I have been trying to prove the following statement.
Let $(X, d)$ be a metric space and $\{s_n\}_{n \in \mathbb{N}}$ a sequence of elements of $X$. For $\varepsilon > 0$, consider the two sets \begin{equation*} A_{\varepsilon} := \{ (m, n) \in \mathbb{N} \times \mathbb{N} : d(s_n, s_m) > \varepsilon \} \quad \text{and} \quad B_{\varepsilon} := \{ \min \{n, m\} : (m, n) \in A_{\varepsilon} \}. \end{equation*} The following are equivalent:
- $\forall \, \varepsilon > 0$ the set $B_{\varepsilon}$ is finite, and
- $\forall \, \varepsilon > 0 \quad \exists \, \overline{n} \in \mathbb{N} : \quad \forall \, n, m \geqslant \overline{n} \quad d(s_n, s_m) \leqslant \varepsilon$.
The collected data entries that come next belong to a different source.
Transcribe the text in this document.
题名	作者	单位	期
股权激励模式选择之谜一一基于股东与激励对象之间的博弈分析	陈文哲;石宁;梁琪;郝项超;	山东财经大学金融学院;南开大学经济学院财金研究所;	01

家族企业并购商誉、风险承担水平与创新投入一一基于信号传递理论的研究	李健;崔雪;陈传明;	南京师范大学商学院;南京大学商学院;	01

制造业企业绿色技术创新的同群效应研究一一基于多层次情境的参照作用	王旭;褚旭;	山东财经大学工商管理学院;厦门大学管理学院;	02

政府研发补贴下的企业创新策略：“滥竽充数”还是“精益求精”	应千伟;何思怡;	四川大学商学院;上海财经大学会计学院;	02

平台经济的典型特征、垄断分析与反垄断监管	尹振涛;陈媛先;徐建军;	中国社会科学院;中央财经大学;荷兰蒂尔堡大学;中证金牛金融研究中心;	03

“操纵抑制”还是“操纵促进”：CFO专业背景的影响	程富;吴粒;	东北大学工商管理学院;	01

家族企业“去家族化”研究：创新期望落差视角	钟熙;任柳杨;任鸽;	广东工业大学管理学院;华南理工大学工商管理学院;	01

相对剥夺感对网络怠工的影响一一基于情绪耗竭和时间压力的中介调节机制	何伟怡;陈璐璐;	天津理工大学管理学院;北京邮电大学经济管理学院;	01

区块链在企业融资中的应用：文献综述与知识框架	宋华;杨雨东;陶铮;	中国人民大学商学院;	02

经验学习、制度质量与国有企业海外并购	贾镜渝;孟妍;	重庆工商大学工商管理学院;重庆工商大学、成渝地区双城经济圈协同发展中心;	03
$\boxed{(1) \Rightarrow (2)}$ Let $\varepsilon > 0$ be given. By hypothesis, the set $B_{\varepsilon}$ is finite. Hence, there exists $\overline{n} \in \mathbb{N}$ such that $n < \overline{n}\ \forall \, n \in B_{\varepsilon}$. If $n, m \geqslant \overline{n}$, then we have $d(s_n, s_m) \leqslant \varepsilon$. Otherwise, it would be $\min \{n, m\} \in B_{\varepsilon}$, but this is absurd, because $\min \{n, m \} \geqslant \overline{n}$.
$\boxed{(2) \Rightarrow (1)}$ Let $\varepsilon > 0$ be given. By hypothesis, there exists $\overline{n} \in \mathbb{N}$ such that $d(s_n, s_m) \leqslant \varepsilon\ \forall \, n, m \geqslant \overline{n}$. We can prove that $n < \overline{n}\ \forall \, n \in B_{\varepsilon}$. Let $n$ be a natural number such that $n \geqslant \overline{n}$. For any $m \in \mathbb{N}$, we have $m \geqslant \overline{n}$ or $m < \overline{n}$. If $m \geqslant \overline{n}$, then $d(s_n, s_m) \leqslant \varepsilon$ and $n \notin B_{\varepsilon}$; if $m < \overline{n}$, then $\min \{n, m\} = m$ and $n \notin B_{\varepsilon}$. Therefore, we have $n < \overline{n}\ \forall \, n \in B_{\varepsilon}$.
Is this proof correct?